(Parte I de III)
Por J. A. Albertini, especial para LIBRE
Atardecer de otoño tropical. La línea irregular de playa soporta el lamido constante de las olas suaves y el sol blando deja su claridad áurea en el viento fresco que revoltoso sacude el follaje de los pinos, arraigados a partir del límite donde la arena cede frente al bosque de tierra húmeda que corre paralelo a la costa.
Moisés persiguiendo la costumbre de años; tantos años que envejecieron de rutina, se dirige a la orilla y, como es habitual, deja que los pies descalzos se hundan en arena y espuma retozona. Y así, sintiendo bajo las plantas el adherente suelo granuloso y el frío agradable del agua salada, camina en dirección al faro histórico que descuella junto al arrecife, rodeado de cocoteros y vegetación áspera, color verde oscuro, que crece entre piedras. Más allá de las rocas, de vuelta a la playa, dunas inquietas y variables custodian la escena.
Moisés se detiene a escasos metros de la atalaya.
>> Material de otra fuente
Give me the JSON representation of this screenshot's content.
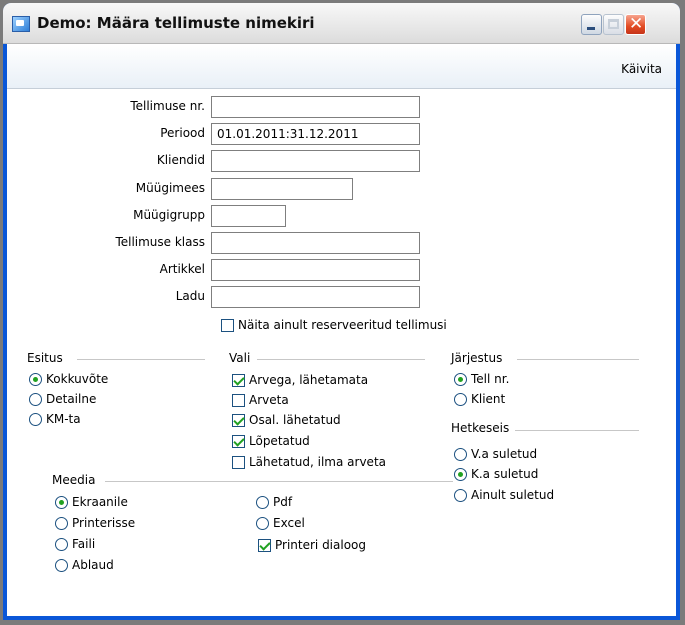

Levanta la vista y con admiración silenciosa contempla la torre, construida en 1825, con menos elevación, parcialmente destruida en 1836, durante la Segunda Guerra Semínola; reedificada en 1847 y llevada a los actuales noventa y cinco pies de altura en 1855.
Sí, se identifica con el viejo faro y con la isla pequeña que pende del continente por medio de un simple puente artificial, hecho por la mano del hombre. El mismo hombre que destruye con mejor pericia con la que construye. Y siente gusto de estar a la vera del vigía callado que tiene memoria de tiempo y mirada que taladra el horizonte de otras épocas en atisbo salvador. Y Moisés experimenta la confianza que ofrece la seguridad de la isla diminuta, a pesar del enlace de concreto que rompe y contamina el origen insular, porque las fronteras de agua son seguras. El mar no se presta a despojos territoriales ni cambios de nacionalidad, impuestos por vencedores transitorios que en altanería conquistadora destruyen tradiciones, creencias y costumbres para, no pocas veces, prohibir el habla vernácula en beneficio de idiomas ajenos. No, eso no pasa con las islas. Una isla puede ser invadida y sus pobladores derrotados pero el ocupante siempre será forastero y aunque los naturales resulten sometidos y exterminados paulatinamente, como sucedió en la Isla Prodigiosa, la fuerza de la insularidad siempre termina lastrando de culpas y pecados indelebles a los nuevos isleños, herederos de aflicciones telúricas y vástagos de los buscadores de riqueza aurífera y fácil que desembarcaron de las tres caraberas.
En el entretiempo de la tarde amarilla las pupilas de Moisés nadan en las aguas azules de la ensenada y tocan el horizonte donde el cielo bebe, en tanto prosigue con la recurrente especulación mental.
El peligro radica, como sucedió con él y miles más, en que el adelantado y encomendero actual de la Isla Prodigiosa no resultó ser un extranjero que vino del otro lado del mar. Celso Trafid Zur,* germinó en la cueva del majá que está en lo hondo de la serranía y creció, al igual que Moisés y demás hermanos, amamantado por el plañido sangrante del eco de la voz taína yumurí que el yerro de los hombres, disimulado en el antaño, no logró ni consigue acallar.
Y Celso Trafid Zur desplegando estandartes, teñidos de purpura y sombras, al ritmo de letanías con acompañamiento coral de fe; porvenir perenne de venganza justiciera y paz sepulcral, irrumpió en la casa de todos para señalar, con su dedo de rayo inapelable, quien de la familia era o no digno de morar en la vivienda de los padres de los padres y de los hijos de los hijos y quien era merecedor o no de reposar el sueño eterno en el camposanto lugareño.